In my view - A bad time to be born

Janet Scott of SANDS
Tuesday, July 27, 2010

A new study published in the British Medical Journal concludes that babies are at a higher risk of dying during labour if they are born outside normal working hours.

A quarter of full-term babies who died of oxygen starvation during labour might not have died if they had been born in office hours rather than at night or at the weekend. How can this be happening? A baby's life should not rest on whether or not they are born in office hours.

The numbers of deaths due to oxygen starvation in labour is a good measure of the quality of care on a labour ward. An asphyxiating baby needs to be spotted quickly and responded to rapidly in order to prevent severe harm. This can only happen if the right staff with the right expertise and access to the necessary facilities are immediately available.

Yet across the UK, around 100 babies' deaths every year could be attributed to the quality care they received out of hours.
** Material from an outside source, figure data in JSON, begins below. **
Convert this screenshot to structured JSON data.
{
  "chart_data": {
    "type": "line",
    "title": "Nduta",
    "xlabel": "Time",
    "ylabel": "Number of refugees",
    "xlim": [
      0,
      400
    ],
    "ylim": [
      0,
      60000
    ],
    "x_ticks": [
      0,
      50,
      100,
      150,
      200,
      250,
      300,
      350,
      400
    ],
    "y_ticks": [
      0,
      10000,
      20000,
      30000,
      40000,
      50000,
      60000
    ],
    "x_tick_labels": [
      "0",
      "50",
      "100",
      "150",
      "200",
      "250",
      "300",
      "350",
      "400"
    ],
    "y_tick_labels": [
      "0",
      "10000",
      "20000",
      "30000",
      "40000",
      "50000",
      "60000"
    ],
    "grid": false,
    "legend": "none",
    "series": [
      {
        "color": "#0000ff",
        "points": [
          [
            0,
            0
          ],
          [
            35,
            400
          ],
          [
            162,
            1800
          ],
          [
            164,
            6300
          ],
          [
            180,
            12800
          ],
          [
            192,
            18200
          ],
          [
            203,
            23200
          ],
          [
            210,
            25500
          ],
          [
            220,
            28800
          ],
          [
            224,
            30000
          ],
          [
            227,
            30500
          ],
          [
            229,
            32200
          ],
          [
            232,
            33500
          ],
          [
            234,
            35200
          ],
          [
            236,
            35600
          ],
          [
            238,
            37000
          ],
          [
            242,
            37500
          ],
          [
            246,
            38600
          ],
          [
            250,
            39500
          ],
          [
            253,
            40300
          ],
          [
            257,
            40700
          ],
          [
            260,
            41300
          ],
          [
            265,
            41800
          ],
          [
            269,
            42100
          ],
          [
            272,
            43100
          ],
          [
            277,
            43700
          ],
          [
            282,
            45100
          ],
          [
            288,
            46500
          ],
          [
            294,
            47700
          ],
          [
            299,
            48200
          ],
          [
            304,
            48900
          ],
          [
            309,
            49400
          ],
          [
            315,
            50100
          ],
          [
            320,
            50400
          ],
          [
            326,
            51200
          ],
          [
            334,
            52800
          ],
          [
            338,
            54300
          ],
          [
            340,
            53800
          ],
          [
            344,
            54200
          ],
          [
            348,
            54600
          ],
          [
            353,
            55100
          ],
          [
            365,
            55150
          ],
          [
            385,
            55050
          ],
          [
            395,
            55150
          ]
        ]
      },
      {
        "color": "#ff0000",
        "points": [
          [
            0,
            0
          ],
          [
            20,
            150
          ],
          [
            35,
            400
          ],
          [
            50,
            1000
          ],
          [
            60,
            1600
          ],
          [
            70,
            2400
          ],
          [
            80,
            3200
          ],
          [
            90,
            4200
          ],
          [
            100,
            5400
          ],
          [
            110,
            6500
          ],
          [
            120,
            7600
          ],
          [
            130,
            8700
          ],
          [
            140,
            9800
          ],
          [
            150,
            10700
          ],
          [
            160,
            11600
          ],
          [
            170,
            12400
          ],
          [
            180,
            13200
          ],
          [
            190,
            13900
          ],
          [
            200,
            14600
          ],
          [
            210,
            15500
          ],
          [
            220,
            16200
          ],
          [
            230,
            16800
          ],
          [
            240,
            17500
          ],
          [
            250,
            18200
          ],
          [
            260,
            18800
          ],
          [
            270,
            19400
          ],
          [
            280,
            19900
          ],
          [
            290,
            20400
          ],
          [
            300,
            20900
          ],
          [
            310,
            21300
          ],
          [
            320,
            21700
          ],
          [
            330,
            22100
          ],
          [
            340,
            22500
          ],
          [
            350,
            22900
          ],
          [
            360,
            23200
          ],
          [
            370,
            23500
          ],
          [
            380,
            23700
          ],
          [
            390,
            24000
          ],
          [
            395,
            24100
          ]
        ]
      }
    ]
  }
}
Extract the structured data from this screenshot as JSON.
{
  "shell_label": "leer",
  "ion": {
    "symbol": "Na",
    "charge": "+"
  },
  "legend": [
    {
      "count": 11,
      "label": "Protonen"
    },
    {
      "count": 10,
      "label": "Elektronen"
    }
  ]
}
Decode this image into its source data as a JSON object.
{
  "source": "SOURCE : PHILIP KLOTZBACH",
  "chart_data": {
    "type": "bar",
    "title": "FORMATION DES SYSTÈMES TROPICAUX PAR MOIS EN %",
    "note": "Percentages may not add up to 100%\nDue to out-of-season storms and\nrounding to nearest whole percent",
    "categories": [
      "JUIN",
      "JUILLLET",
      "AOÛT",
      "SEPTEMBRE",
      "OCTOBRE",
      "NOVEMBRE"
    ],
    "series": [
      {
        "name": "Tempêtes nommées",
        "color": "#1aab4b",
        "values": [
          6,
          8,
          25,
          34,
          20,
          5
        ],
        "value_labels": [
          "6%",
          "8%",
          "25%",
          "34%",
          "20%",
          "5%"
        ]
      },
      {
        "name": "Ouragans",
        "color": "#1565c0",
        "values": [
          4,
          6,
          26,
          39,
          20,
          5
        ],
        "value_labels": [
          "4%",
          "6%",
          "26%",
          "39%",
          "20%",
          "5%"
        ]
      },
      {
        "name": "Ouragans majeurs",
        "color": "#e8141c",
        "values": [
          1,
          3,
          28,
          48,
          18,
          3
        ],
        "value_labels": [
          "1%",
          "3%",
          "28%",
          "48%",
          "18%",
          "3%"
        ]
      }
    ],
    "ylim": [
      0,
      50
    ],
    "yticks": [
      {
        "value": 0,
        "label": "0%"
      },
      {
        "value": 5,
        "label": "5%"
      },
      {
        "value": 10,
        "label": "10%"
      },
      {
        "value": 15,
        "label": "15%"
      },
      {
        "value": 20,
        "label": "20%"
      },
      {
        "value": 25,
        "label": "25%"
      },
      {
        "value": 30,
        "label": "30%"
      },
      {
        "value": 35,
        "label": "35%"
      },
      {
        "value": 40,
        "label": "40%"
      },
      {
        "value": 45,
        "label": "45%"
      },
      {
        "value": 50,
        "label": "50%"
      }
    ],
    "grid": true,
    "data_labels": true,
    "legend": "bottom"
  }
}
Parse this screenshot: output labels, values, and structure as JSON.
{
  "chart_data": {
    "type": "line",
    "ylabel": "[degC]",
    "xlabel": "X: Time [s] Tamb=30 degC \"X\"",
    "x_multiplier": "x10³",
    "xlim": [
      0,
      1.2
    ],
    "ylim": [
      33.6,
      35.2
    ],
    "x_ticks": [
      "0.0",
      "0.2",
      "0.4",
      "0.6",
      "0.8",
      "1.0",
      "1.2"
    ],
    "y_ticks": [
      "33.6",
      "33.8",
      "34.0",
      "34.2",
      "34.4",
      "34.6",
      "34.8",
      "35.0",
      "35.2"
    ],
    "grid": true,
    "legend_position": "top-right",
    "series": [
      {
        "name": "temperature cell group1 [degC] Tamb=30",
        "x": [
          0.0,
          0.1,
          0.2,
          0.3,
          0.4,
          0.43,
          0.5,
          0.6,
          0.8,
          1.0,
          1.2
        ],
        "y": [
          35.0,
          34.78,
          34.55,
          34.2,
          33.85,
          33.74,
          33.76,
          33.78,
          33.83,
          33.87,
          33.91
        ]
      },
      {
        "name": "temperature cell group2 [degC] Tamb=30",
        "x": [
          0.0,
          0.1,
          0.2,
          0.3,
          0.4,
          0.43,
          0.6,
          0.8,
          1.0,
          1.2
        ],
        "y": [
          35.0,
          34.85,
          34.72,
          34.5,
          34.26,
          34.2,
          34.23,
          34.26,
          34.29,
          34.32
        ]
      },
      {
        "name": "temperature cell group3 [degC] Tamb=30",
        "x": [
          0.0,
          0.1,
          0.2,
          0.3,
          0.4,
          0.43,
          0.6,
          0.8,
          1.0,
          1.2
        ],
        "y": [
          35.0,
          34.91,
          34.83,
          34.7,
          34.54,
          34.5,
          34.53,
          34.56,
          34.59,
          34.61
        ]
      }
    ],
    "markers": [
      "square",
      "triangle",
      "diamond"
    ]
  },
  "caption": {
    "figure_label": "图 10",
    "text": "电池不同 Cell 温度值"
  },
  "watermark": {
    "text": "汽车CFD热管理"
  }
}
As 70 per cent of births happen at night, why is night-time care any different to that on offer in the day?

This study confirms the stories that Sands hears time and again from parents whose baby has died and who feel that the care they received was below standard because the staff were poorly prepared to deal with the unexpected, or that it took too long to access the facilities that might have saved their baby's life. The loss of a baby is hard enough to bear, but it is even more agonising if you know that the death might have been avoided.

Furthermore, this latest study looked only at the babies who died. What about all the near misses - the babies who just survived, but who may have suffered damage that could affect the rest of their lives? These are exactly the cases that result in millions of pounds in litigation claims being paid out by the NHS every year. How much more sensible to put the money into better maternity care across the board, and prevent more deaths and injury in the first place.

Janet Scott is research manager at SANDS, the stillbirth and neonatal death charity.